Era il 16 luglio 1251 quando la Beata Vergine Maria apparve a padre Simone Stock, Priore generale dell’Ordine carmelitano, e consegnandogli lo scapolare, pronunciò le parole: <Prendi, figlio dilettissimo, questo scapolare del tuo Ordine, segno distintivo della mia Confraternita, privilegio a te e a tutti i Carmelitani. Chi morrà rivestito di questo abito non soffrirà il fuoco eterno; questo è un segno di salute, di salvezza nei pericoli, di alleanza, di pace e di patto sempiterno>.
La storia della famiglia carmelitana ha origini antichissime. Nel Primo libro dei Re dell’Antico Testamento si racconta che il profeta Elia raccolse una comunità di uomini sul Monte Carmelo (in aramaico<giardino>), vincendo la battaglia della fede contro i sacerdoti del dio Baal. Qui si stabilirono, poi, comunità monastiche cristiane ed i crociati nell’ XI secolo vi trovarono degli eremiti che si definivano seguaci di Elia e della regola di San Basilio. Fu edificata una chiesetta, dedicata alla Vergine, in mezzo alle celle dei religiosi, riuniti a vita cenobitica, che presero il nome di Fratelli di Santa Maria del Monte Carmelo. I frati rimasero sul Monte Carmelo fino al 1235 circa, quando, per le incursioni dei saraceni, dovettero abbandonare l’Oriente e trasferirsi in Europa.
Le comunità carmelitane si diffusero, allora, nel vecchio Continente e con loro il culto alla Madonna del Carmelo, flos Carmeli, come viene definita in un bellissimo inno composto proprio da San Simone Stock, il Priore che, in età avanzata, ricevette lo scapolare e conobbe le grandi grazie che esso concede a chi lo indossa con fede.

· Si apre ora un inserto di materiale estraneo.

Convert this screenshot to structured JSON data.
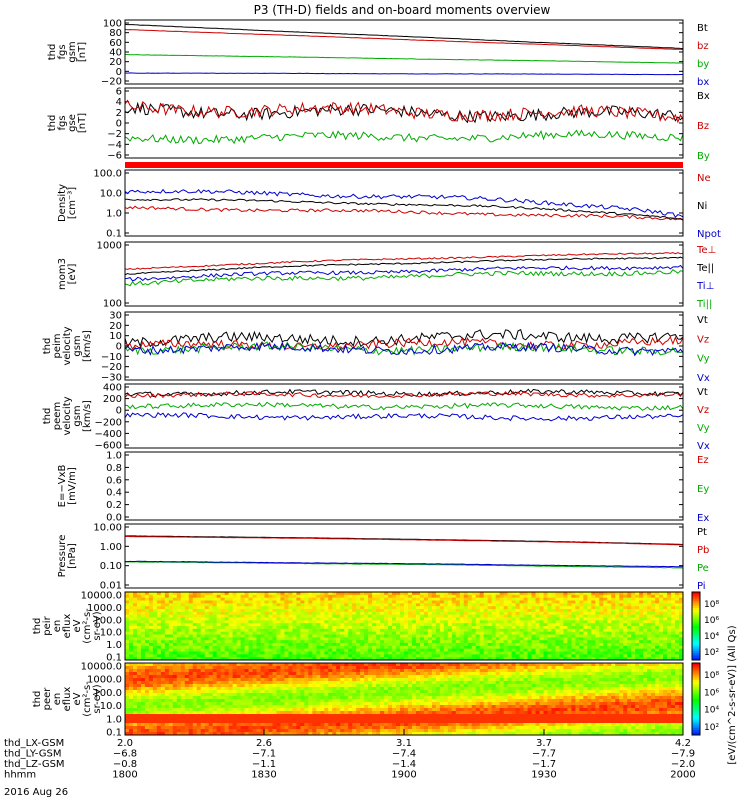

Privilegi dello scapolare o abitino carmelitano sono, infatti, la salvezza eterna, la difesa dai pericoli durante il corso della vita ed il <privilegio sabatino>, cioè la concessione di entrare in Paradiso il primo sabato dopo la morte, a condizione di averlo portato con devozione, di appartenere alla Confraternita carmelitana, di aver vissuto una vita casta e recitato preghiere alla Vergine.
Dalla Galilea all’Occidente, all’Italia, soprattutto al Sud, la devozione a Maria flos Carmeli si propaga nel mondo e la festa liturgica continua, grazie soprattutto all’opera dei Padri carmelitani, presenti, per lungo tempo, anche nella nostra città .
A Siena, la Madonna del Carmelo si venera nella storica chiesa di San Niccolò al Carmine, in Pian de’ Mantellini, ed è qui che il 16 luglio di ogni anno viene celebrata la ricorrenza.
Anche quest’anno, dopo la preparazione alla festa con la recita del rosario, la celebrazione della S. Messa presieduta dal novello sacerdote don Giovanni Tondo e concelebrata dal parroco, Monsignor Gaetano Rutilo, il giorno della memoria liturgica, alle ore 18.30, ha avuto luogo una solenne Celebrazione Eucaristica, presieduta dall’ Arcivescovo Monsignor Augusto Paolo Lojudice, concelebrata da diversi sacerdoti, seguita dalla benedizione e dalla consegna dello scapolare .
Molti i fedeli presenti alla Santa Messa, animata da un bravissimo coro, raccolti intorno a Maria nella chiesa carmelitana, oggi usata anche come oratorio dalla contrada della Pantera, anch’essa presente con una rappresentanza.
L’Arcivescovo, nella sua omelia, dopo aver ricordato l’abbraccio di Monsignor Gaetano al momento del suo ingresso, giusto un mese fa, dopo aver salutato i sacerdoti (dal più giovane don Emanuele al più anziano Monsignor Enrico Furiesi) e i fedeli tutti , ha sottolineato il significato di essere presenti: omaggio a Maria, “sorgente” di questa città, dove ogni angolo, ogni luogo storico è espressione di fede.
E della Madonna ha indicato la sua umiltà, i suoi silenzi, la sua attenzione,il suo dolore non fine a se stesso, in cui c’è la prospettiva di gioia come in quello della madre che dà alla luce il proprio bambino.
A Maria che guarda il Figlio, che osserva, condivide la vita di ciascuno di noi, che vuole condurci a Gesù, dobbiamo chiedere l’intercessione con la nostra preghiera ed in Lei riporre la nostra speranza.